Overall, the controller is fairly boring (as it should be).


Now we get to the really fun part, the services. Following standard naming conventions the classes starting with I are interface declarations.


GoogleMapsGeocodeService uses the Google Maps API to convert a string into a latitude and longitude. It does the processing with the ever popular Json.NET. I was lazy and just returned a Tuple instead of creating a geolocation model class. I also just used the JObject directly combined with null-conditional operators to follow the concept of the Robustness principle and be liberal in what is received.
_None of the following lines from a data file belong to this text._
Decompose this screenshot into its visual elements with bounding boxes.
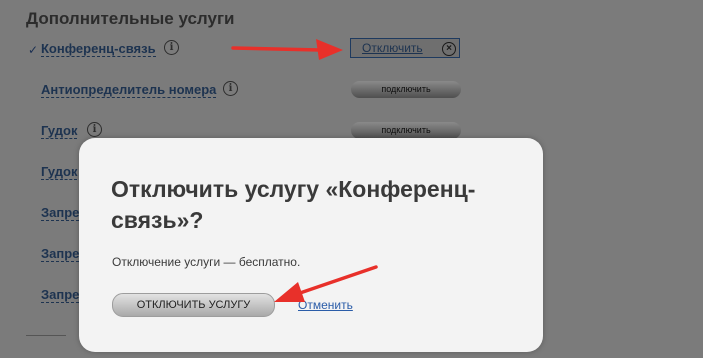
- service-name-partial[interactable]: Гудок: [41, 165, 78, 180]
- connect-button[interactable]: подключить: [351, 122, 461, 139]
- disable-link[interactable]: Отключить: [362, 41, 423, 55]
- info-icon[interactable]: i: [164, 40, 179, 55]
- service-name-partial[interactable]: Запре: [41, 206, 80, 221]
- dialog-description: Отключение услуги — бесплатно.: [112, 255, 301, 269]
- service-row-anti-caller-id: Антиопределитель номера i подключить: [0, 81, 703, 103]
- service-row-conference: ✓ Конференц-связь i Отключить ×: [0, 38, 703, 62]
- confirm-disable-dialog: Отключить услугу «Конференц-связь»? Откл…: [79, 138, 543, 352]
- dialog-title: Отключить услугу «Конференц-связь»?: [111, 176, 476, 233]
- service-name-partial[interactable]: Запре: [41, 288, 80, 303]
- service-name-partial[interactable]: Запре: [41, 247, 80, 262]
- info-icon[interactable]: i: [87, 122, 102, 137]
- divider: [26, 335, 66, 336]
- service-name-anti-caller-id[interactable]: Антиопределитель номера: [41, 83, 217, 98]
- confirm-disable-button[interactable]: ОТКЛЮЧИТЬ УСЛУГУ: [112, 293, 275, 317]
- cancel-link[interactable]: Отменить: [298, 298, 353, 312]
- connect-button[interactable]: подключить: [351, 81, 461, 98]
- info-icon[interactable]: i: [223, 81, 238, 96]
- close-icon[interactable]: ×: [442, 42, 456, 56]
- section-title: Дополнительные услуги: [26, 9, 235, 28]
- service-name-ringtone[interactable]: Гудок: [41, 124, 78, 139]
- service-name-conference[interactable]: Конференц-связь: [41, 42, 156, 57]
- checkmark-icon: ✓: [28, 43, 39, 57]
- disable-service-control[interactable]: Отключить ×: [350, 38, 460, 58]
- page: Дополнительные услуги ✓ Конференц-связь …: [0, 0, 703, 358]
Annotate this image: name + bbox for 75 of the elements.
If the elements expect are present, it returns a value regardless of whatever else is returned and I barely use any of the data so I skipped creating an object for it.

var location = responseJObject?["results"]?.First()?["geometry"]?["location"];
var recievedLatitude = location?["lat"];
var recievedLongitude = location?["lng"];


I love Forecast.io and their hyper-local API is what powers WeatherLink’s forecast service. Again, the actual API call is made through HttpClient and parsed with Json.NET.
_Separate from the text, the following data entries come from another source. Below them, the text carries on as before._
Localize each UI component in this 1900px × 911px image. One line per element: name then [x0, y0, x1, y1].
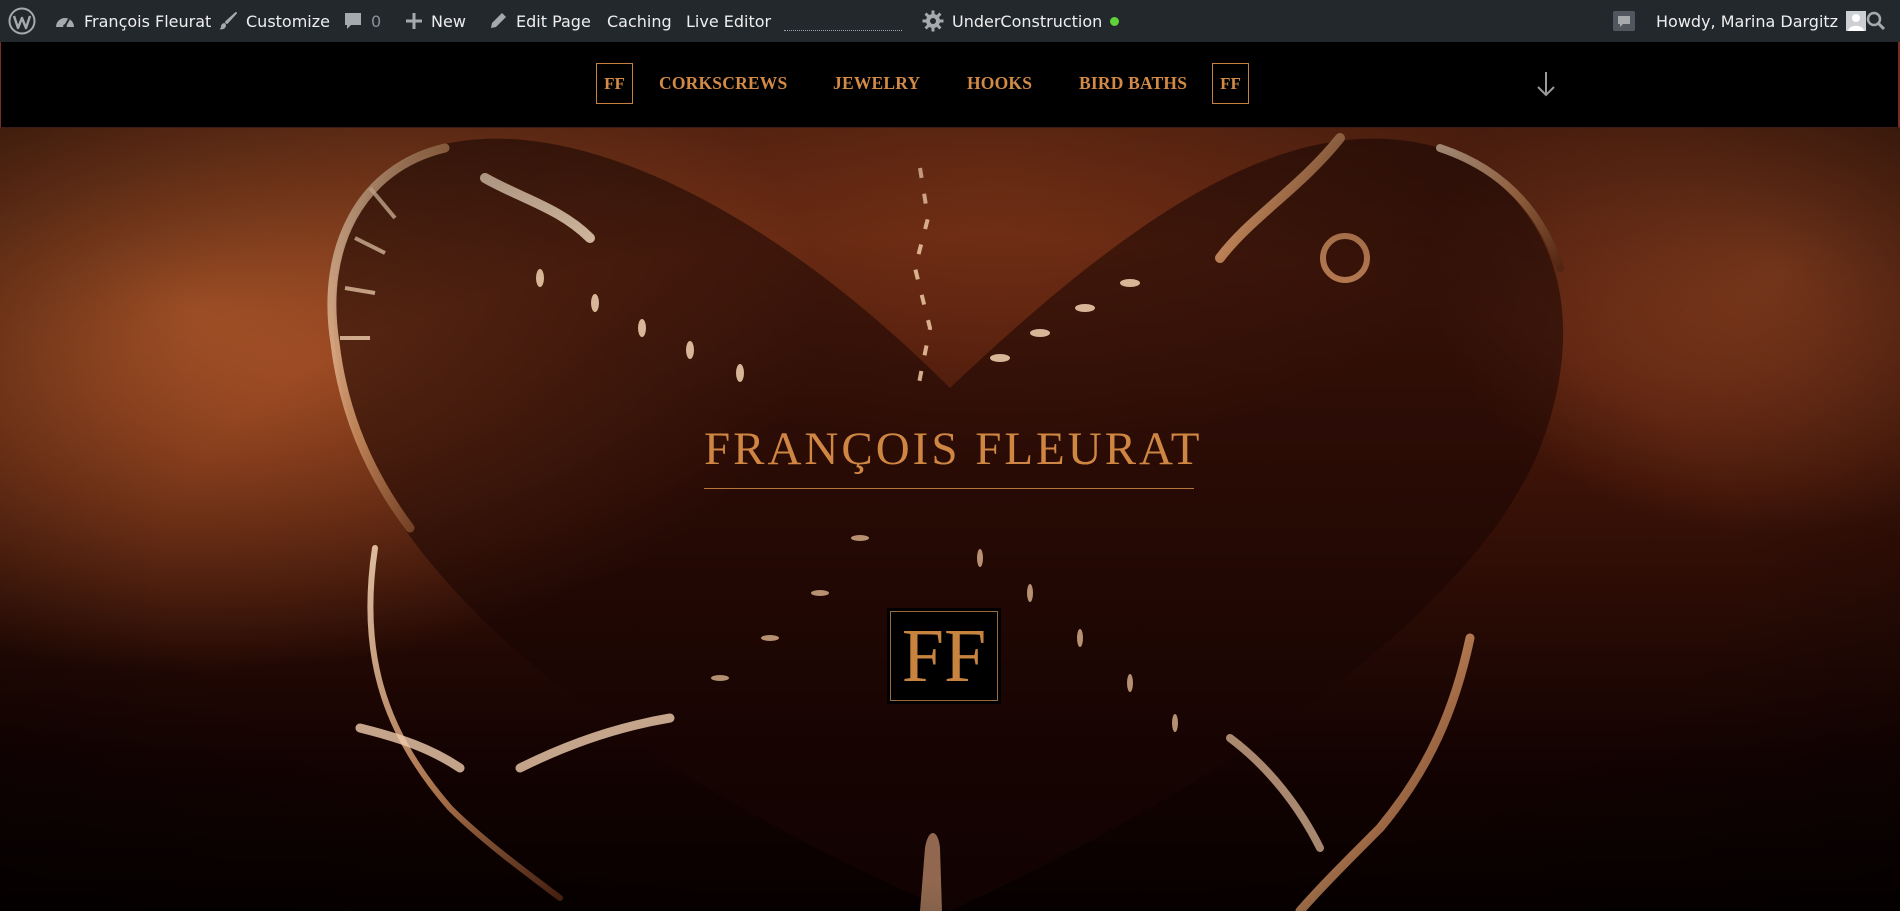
under-construction-label: UnderConstruction	[952, 11, 1103, 31]
site-name: François Fleurat	[84, 11, 212, 31]
plus-icon	[406, 13, 422, 29]
hero-section: FRANÇOIS FLEURAT FF	[0, 128, 1900, 911]
avatar-icon	[1846, 11, 1867, 31]
brush-icon	[219, 12, 237, 30]
customize-label: Customize	[246, 11, 330, 31]
pencil-icon	[491, 13, 506, 28]
caching-label: Caching	[607, 11, 672, 31]
nav-link-jewelry[interactable]: JEWELRY	[833, 73, 920, 94]
status-indicator-dot	[1110, 16, 1120, 26]
edit-page-link[interactable]: Edit Page	[488, 0, 591, 42]
edit-page-label: Edit Page	[516, 11, 591, 31]
arrow-down-icon[interactable]	[1536, 70, 1556, 103]
hero-background-image	[0, 128, 1900, 911]
comment-icon	[345, 13, 361, 29]
caching-menu[interactable]: Caching	[607, 0, 672, 42]
comments-link[interactable]: 0	[343, 0, 381, 42]
nav-logo-right[interactable]: FF	[1212, 63, 1249, 104]
hero-title-divider	[704, 488, 1194, 489]
new-label: New	[431, 11, 466, 31]
notifications-button[interactable]	[1612, 0, 1636, 42]
notification-icon	[1613, 11, 1635, 31]
under-construction-menu[interactable]: UnderConstruction	[922, 0, 1120, 42]
hero-logo: FF	[887, 608, 1001, 704]
gear-icon	[922, 10, 944, 32]
live-editor-link[interactable]: Live Editor	[686, 0, 771, 42]
new-content-menu[interactable]: New	[405, 0, 466, 42]
nav-logo-left[interactable]: FF	[596, 63, 633, 104]
admin-bar-progress-line	[784, 30, 902, 31]
admin-search-button[interactable]	[1866, 0, 1886, 42]
hero-title: FRANÇOIS FLEURAT	[704, 423, 1203, 475]
nav-link-hooks[interactable]: HOOKS	[967, 73, 1032, 94]
account-menu[interactable]: Howdy, Marina Dargitz	[1656, 0, 1867, 42]
wordpress-menu[interactable]	[8, 0, 36, 42]
nav-link-corkscrews[interactable]: CORKSCREWS	[659, 73, 787, 94]
greeting-label: Howdy, Marina Dargitz	[1656, 11, 1839, 31]
wordpress-logo-icon	[8, 7, 36, 35]
live-editor-label: Live Editor	[686, 11, 772, 31]
comments-count: 0	[371, 11, 382, 31]
admin-bar: François Fleurat Customize 0 New Edit Pa…	[0, 0, 1900, 42]
nav-link-bird-baths[interactable]: BIRD BATHS	[1079, 73, 1187, 94]
site-navigation: FF CORKSCREWS JEWELRY HOOKS BIRD BATHS F…	[0, 42, 1900, 128]
site-name-menu[interactable]: François Fleurat	[54, 0, 211, 42]
dashboard-icon	[56, 18, 74, 28]
search-icon	[1866, 11, 1886, 31]
customize-link[interactable]: Customize	[218, 0, 330, 42]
I do forcibly set the numeric format to be N4 on the URL parameters to avoid issues, but it seemed like the DarkSky API handled it without that.

For this web service, I do deserialize directly to an object for parts of the response, but not the entire thing for efficiency reasons. After selective deserializing, I combine the results into a Forecast object.

Traffic advice

This is the meat and potatoes of the service. It’s also where you will find wonderful comments like:

//TODO: I hate this, fix it

I’m a big proponent of make it work first and make it better later. The methods are bit long for my preferences right now but they are basically string builders that operate on the results from the forecast service. I think most of the code is fairly readable but I did leave a few magic numbers in like taking the 5 closest times around your target time to compare to for leaving.

var range = forecasts.Skip(afterTarget - 2)
    .Where(x => Math.Abs((DateTimeOffset.FromUnixTimeSeconds(x.time) - targetTime).Hours) <= 1)

or a commute time of 20 minutes (I love Buffalo):

var bestTimeToLeaveWork = forecasts.Any() ? forecasts.MinimumPrecipitation(20)?.FirstOrDefault() : null;

Response times

This is fairly limited profiling, but I generally see 500ms - 800ms response times for the geocoding end point as well as the direct latitude and longitude endpoint. Based on that, it seems like making the geocoding API request is adding a negligible delay and that the majority of that time is spent in my service. I know my current math is a bit cumbersome so I might be able to reduce that a bit more.


Overall, I like the new features in ASP.NET Core and with this basic example I didn’t hit any of the current restrictions. However, what I think the best part is that it now runs anywhere (mostly) and can be developed in entirely free tools. This is a great step forward and I can’t wait to see what else Microsoft, and the community, is going to do with the platform.